Google, Facebook und tausende Informationsquellen – Bitte nutzen Sie diese auch BEVOR Sie etwas unterschreiben


Wir leben in einer Zeit von einem Überfluss an Information. Klar, einiges davon sind „Fake News“, einiges sicher auch gepuscht, beworben und oft sind auch Anzeigen von normalen redaktionellen Texten kaum zu unterscheiden. Klar, da ist mal ein Wort „Anzeige“ oder „Advertisement“ in der rechten oder linken Ecke, so richtig klar ist es aber nicht.

Aber gerade weil wir in einer Welt voller Informationen leben, gerade darum nutzen Sie diese doch bitte auch. Heute sind mir zwei Fälle begegnet, beide wären schnell und einfach vermeidbar gewesen und beide sollen zeigen, wie wichtig Informationen sind, BEVOR SIE einen Vertrag unterschreiben. Beide Fälle zeigen aber, warum eben nicht alles online und nebenbei zu erledigen geht.

Klar, ich könnte sagen: „Mir doch egal“ und „nicht mein Kunde“, was stört es mich. Mit beiden haben ich heute einige Zeit telefoniert, weil es im LiveChat (das Angebot auf meiner Website) zu langwierig wurde und es einfacher war kurz zu telefonieren. OK, aus kurz wurde lang, aber ich hoffe es hat beiden geholfen.

Fall 1, der Vater und der Pflegebedürftige Sohn

Ein gut verdienender Vater, angestellt, bisher in der gesetzlichen Krankenkasse, wie die Frau und der Sohn auch.
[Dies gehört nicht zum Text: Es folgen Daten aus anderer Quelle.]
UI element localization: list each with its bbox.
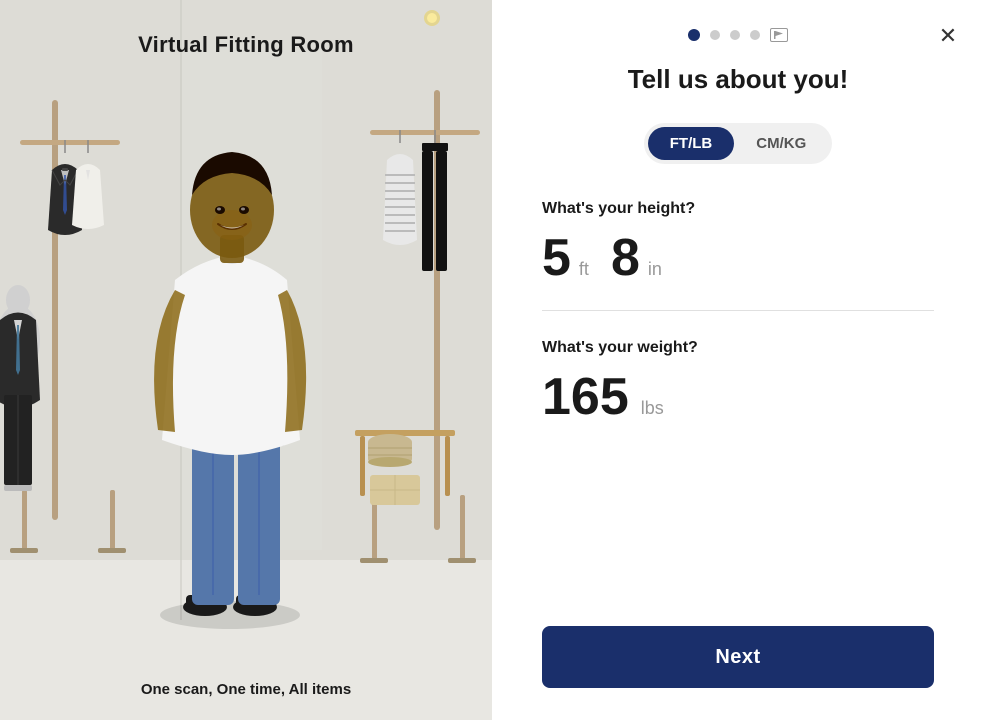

Die Mutter ist selbst versichert, der Sohn in der Familienversicherung der beiden und somit alle in der GKV. Nun steigt das Einkommen, die Chance auf die Absicherung in der privaten Krankenversicherung wächst. Man bemüht das Internet, landet auf einem Vergleichsportal, rechnet (sich) die PKV und schließt diese ab. Soweit so unkompliziert. War ja ganz leicht und einfach. Oder?

Die Police kommt vor einigen Wochen, Beginn soll erst noch sein. Der Versicherer tut alles was er tun muss und das richtig. Es folgen Hinweise zur Folgeversicherungsbescheinigung und diese wird- so geheißen- an die alte gesetzliche Krankenkasse geschickt. Der neue Beitrag in der PKV ist noch- JUHU- gleich 200 € günstiger, verglichen mit dem GKV Höchstbeitrag – alles richtig gemacht!

Oder doch nicht? – Was passiert mit dem Sohn?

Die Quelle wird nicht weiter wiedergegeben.